NEW YORK — Americans’ confidence in the economy rebounded in March after a February plunge, but shoppers still remain cautious, according to a private research group’s monthly survey released Tuesday.
The Conference Board’s Consumer Confidence Index rose to 52.5 in March, recovering about half of the nearly 11 points it lost in February. Analysts were expecting a reading of 50 for March. February’s 46.4 marked the lowest level since April 2009 and erased three consecutive months of improvement.
One of the index’s barometers, which measures how shoppers feel now about their economic situation now, rose to 26.0 from 21.7 in February. The other measurement, which gauges how shoppers feel about the economy over the next six months, ticked up to 70.2 from 62.9.
Economists watch the figures closely because consumer spending, including health care and other major items, accounts for about 70 percent of U.S. economic activity.
March’s confidence report appeared to confirm that February’s sharp decline may have been an aberration. Many factors had dampened last month’s confidence, including severe weather that had shut businesses and thwarted job searches, and a stock market hurting because of international worry about Greece’s national debt. Still, March’s reading is still a long way from the 90 that is considered healthy.

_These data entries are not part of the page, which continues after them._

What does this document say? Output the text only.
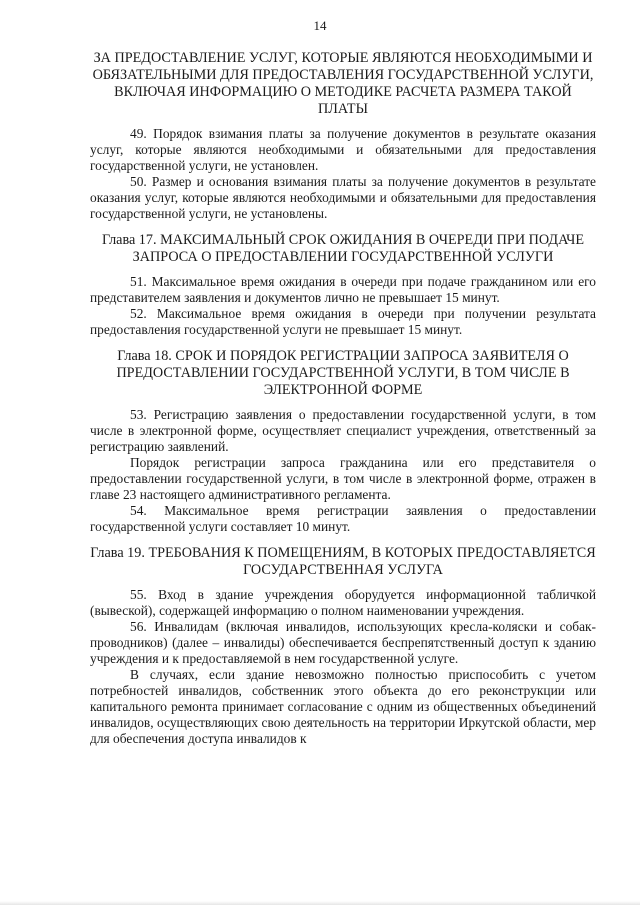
14

ЗА ПРЕДОСТАВЛЕНИЕ УСЛУГ, КОТОРЫЕ ЯВЛЯЮТСЯ НЕОБХОДИМЫМИ И ОБЯЗАТЕЛЬНЫМИ ДЛЯ ПРЕДОСТАВЛЕНИЯ ГОСУДАРСТВЕННОЙ УСЛУГИ, ВКЛЮЧАЯ ИНФОРМАЦИЮ О МЕТОДИКЕ РАСЧЕТА РАЗМЕРА ТАКОЙ ПЛАТЫ

49. Порядок взимания платы за получение документов в результате оказания услуг, которые являются необходимыми и обязательными для предоставления государственной услуги, не установлен.

50. Размер и основания взимания платы за получение документов в результате оказания услуг, которые являются необходимыми и обязательными для предоставления государственной услуги, не установлены.

Глава 17. МАКСИМАЛЬНЫЙ СРОК ОЖИДАНИЯ В ОЧЕРЕДИ ПРИ ПОДАЧЕ ЗАПРОСА О ПРЕДОСТАВЛЕНИИ ГОСУДАРСТВЕННОЙ УСЛУГИ

51. Максимальное время ожидания в очереди при подаче гражданином или его представителем заявления и документов лично не превышает 15 минут.

52. Максимальное время ожидания в очереди при получении результата предоставления государственной услуги не превышает 15 минут.

Глава 18. СРОК И ПОРЯДОК РЕГИСТРАЦИИ ЗАПРОСА ЗАЯВИТЕЛЯ О ПРЕДОСТАВЛЕНИИ ГОСУДАРСТВЕННОЙ УСЛУГИ, В ТОМ ЧИСЛЕ В ЭЛЕКТРОННОЙ ФОРМЕ

53. Регистрацию заявления о предоставлении государственной услуги, в том числе в электронной форме, осуществляет специалист учреждения, ответственный за регистрацию заявлений.

Порядок регистрации запроса гражданина или его представителя о предоставлении государственной услуги, в том числе в электронной форме, отражен в главе 23 настоящего административного регламента.

54. Максимальное время регистрации заявления о предоставлении государственной услуги составляет 10 минут.

Глава 19. ТРЕБОВАНИЯ К ПОМЕЩЕНИЯМ, В КОТОРЫХ ПРЕДОСТАВЛЯЕТСЯ ГОСУДАРСТВЕННАЯ УСЛУГА

55. Вход в здание учреждения оборудуется информационной табличкой (вывеской), содержащей информацию о полном наименовании учреждения.

56. Инвалидам (включая инвалидов, использующих кресла-коляски и собак-проводников) (далее – инвалиды) обеспечивается беспрепятственный доступ к зданию учреждения и к предоставляемой в нем государственной услуге.

В случаях, если здание невозможно полностью приспособить с учетом потребностей инвалидов, собственник этого объекта до его реконструкции или капитального ремонта принимает согласование с одним из общественных объединений инвалидов, осуществляющих свою деятельность на территории Иркутской области, мер для обеспечения доступа инвалидов к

Confidence has been recovering fitfully since hitting a historic low of 25.3 in February 2009. But many economists believe it will remain well below healthy levels for at least another year or two.
“Despite the month’s increase, consumers continue to express concern about current business and labor conditions,” Lynn Franco, director of The Conference Board Consumer Research Center, said in a statement. “And their outlook for the next six months is still rather pessimistic.”
She added that overall confidence has not changed significantly since last spring, when the reading hit 40.8 in April 2009 and rose to 54.8 in May.